The math on debris is what keeps orbital debris researchers up at night. Every collision creates more fragments, which can cause more collisions, in a cascade called the Kessler Syndrome. The most-cited worst case is a chain reaction that makes certain LEO altitudes unusable for decades.

The orbital mechanics that matter

A few concepts come up constantly when reading about LEO:

Altitude vs. orbital period. A satellite's altitude determines its orbital period (the time to complete one orbit). The ISS at 408 km completes an orbit every 93 minutes — about 16 orbits per day. Starlink at 550 km takes about 96 minutes per orbit. Higher orbits = longer periods.

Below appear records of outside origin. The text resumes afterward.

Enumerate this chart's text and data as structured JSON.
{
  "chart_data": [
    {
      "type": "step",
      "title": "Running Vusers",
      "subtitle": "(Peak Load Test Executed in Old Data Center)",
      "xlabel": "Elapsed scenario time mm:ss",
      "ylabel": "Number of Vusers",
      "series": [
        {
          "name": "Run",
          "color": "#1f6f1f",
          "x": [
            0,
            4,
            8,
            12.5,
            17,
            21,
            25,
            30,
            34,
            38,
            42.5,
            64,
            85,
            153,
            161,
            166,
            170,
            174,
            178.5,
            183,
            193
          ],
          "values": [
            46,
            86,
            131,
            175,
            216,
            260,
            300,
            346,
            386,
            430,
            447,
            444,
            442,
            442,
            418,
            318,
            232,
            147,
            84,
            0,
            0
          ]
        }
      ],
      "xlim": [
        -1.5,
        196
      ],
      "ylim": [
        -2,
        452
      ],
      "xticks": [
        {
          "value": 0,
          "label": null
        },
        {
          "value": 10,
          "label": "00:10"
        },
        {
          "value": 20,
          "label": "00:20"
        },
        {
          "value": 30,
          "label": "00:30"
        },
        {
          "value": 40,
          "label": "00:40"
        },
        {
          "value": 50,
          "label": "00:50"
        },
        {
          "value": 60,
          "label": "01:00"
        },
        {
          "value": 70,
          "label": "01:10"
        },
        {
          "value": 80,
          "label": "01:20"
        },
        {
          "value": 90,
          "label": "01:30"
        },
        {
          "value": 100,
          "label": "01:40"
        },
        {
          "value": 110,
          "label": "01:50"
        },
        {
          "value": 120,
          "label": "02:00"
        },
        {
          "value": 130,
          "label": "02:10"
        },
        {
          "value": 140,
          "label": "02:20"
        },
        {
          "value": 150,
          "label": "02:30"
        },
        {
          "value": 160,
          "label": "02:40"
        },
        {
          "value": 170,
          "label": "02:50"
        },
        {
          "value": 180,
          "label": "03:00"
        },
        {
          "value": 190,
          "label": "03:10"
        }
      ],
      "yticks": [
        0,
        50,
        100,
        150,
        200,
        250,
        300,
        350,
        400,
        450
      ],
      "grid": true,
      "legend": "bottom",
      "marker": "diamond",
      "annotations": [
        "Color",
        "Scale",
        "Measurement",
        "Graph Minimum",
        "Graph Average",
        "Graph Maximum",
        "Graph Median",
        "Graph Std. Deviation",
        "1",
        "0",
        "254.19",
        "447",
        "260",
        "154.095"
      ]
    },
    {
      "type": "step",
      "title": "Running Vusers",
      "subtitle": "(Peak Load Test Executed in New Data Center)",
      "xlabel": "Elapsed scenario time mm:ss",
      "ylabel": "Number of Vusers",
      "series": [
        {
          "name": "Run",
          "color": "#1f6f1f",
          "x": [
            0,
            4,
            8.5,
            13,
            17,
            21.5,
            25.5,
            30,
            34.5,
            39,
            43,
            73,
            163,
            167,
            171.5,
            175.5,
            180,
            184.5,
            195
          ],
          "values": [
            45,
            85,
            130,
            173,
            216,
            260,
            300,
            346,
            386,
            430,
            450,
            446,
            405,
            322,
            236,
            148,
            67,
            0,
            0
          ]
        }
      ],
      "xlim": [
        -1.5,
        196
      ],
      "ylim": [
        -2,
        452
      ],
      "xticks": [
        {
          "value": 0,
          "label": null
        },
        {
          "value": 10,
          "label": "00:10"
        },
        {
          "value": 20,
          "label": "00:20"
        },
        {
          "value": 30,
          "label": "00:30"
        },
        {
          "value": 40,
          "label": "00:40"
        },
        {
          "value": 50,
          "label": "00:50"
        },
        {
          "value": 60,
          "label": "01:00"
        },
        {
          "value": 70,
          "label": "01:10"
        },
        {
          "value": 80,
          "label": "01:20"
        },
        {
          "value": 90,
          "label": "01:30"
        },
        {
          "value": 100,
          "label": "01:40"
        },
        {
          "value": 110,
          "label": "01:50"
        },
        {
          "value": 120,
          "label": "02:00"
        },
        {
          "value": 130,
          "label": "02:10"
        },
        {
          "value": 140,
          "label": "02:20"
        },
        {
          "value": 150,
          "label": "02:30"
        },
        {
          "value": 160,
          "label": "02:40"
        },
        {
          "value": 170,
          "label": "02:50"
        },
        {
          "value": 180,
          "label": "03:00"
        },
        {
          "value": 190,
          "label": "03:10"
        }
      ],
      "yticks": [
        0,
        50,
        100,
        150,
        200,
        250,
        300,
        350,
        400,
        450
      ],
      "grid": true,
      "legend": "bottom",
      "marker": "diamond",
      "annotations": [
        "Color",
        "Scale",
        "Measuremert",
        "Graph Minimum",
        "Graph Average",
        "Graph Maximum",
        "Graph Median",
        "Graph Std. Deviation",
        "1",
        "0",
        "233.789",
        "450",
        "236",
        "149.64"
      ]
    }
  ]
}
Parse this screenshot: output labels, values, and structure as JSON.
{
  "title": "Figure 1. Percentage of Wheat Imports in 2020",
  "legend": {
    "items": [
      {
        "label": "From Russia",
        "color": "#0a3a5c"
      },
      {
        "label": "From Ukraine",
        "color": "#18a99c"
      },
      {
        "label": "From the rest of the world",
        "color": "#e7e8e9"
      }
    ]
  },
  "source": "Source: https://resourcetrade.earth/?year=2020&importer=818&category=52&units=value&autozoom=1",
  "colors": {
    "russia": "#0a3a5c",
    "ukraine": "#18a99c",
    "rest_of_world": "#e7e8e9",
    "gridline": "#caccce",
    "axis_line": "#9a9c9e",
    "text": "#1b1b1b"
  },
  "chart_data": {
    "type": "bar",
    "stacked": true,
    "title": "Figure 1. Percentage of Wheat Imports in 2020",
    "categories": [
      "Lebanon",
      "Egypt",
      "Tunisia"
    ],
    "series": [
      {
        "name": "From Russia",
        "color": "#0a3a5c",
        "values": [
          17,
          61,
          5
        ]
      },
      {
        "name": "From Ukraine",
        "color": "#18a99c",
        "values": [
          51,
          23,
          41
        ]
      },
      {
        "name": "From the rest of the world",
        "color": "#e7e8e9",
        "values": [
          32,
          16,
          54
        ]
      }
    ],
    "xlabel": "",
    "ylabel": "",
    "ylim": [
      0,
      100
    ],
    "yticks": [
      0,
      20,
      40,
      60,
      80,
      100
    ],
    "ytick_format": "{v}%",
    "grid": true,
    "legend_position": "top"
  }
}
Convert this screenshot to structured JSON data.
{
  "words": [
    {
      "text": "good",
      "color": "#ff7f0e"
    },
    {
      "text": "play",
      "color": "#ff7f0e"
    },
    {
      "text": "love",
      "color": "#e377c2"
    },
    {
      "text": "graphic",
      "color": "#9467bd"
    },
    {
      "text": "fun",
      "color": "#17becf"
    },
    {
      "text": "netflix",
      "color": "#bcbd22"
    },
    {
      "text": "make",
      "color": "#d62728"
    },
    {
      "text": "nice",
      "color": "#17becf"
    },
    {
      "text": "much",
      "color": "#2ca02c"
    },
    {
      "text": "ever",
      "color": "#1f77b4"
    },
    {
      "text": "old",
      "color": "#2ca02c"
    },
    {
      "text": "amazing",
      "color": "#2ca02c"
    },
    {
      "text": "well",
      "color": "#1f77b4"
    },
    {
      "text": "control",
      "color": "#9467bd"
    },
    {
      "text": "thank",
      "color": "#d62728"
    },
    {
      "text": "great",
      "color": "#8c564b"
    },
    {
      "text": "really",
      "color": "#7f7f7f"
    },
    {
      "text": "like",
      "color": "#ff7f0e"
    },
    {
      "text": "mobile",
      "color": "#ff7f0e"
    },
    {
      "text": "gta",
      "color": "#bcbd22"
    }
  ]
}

Inclination. The angle of the orbit relative to Earth's equator. ISS is at 51.6° inclination (chosen partly for Russian launch geometry). Starlink has multiple orbital shells at different inclinations — the current ones are 53°, 70°, and 97.6° (polar).

Right ascension of the ascending node (RAAN). Where the orbit crosses the equator going north. This matters because it determines what ground stations can see the satellite.

Argument of perigee. If the orbit is elliptical, where the lowest point is. Most LEO satellites fly circular orbits, so this is often irrelevant.

Eccentricity. How "stretched" the orbit is. 0 = perfect circle, 0.5 = noticeably elliptical. Most Starlinks fly circular or near-circular.

The big challenges coming

Three problems will define LEO in the next ten years:

1. Debris mitigation. The FCC and ITU are starting to require 5-year post-mission disposal for LEO satellites. That means deorbit within 5 years of mission end — usually via controlled re-entry or natural decay. Satellites launched today must plan for this from day one.

2. Spectrum coordination. With tens of thousands of satellites beaming internet down to Earth, the radio spectrum is getting crowded. Coordination between operators (Starlink, Kuiper, Guowang, Qianfan, and others) is increasingly a regulatory and diplomatic challenge.

3. Traffic management. The US Space Force tracks everything in orbit. As traffic grows, automated collision avoidance becomes essential. Current systems rely on manual review of conjunction warnings — that won't scale to 100,000+ satellites.

What's coming next

Expect to see, in rough order:

• More Starlink shells (SpaceX is filling out global coverage and adding direct-to-cell)
• Kuiper going live (Amazon's constellation, launching through 2027)
• Chinese mega-constellations (Guowang and Qianfan, hundreds of satellites each)
• In-orbit servicing (satellites refueling or repairing other satellites in LEO)
• Commercial space stations (replacing ISS, planned for 2028-2030)
• Active debris removal (a small industry, but the first contracts are being signed)

LEO is going to get a lot busier. The physics hasn't changed, but the engineering and the regulatory environment are evolving fast.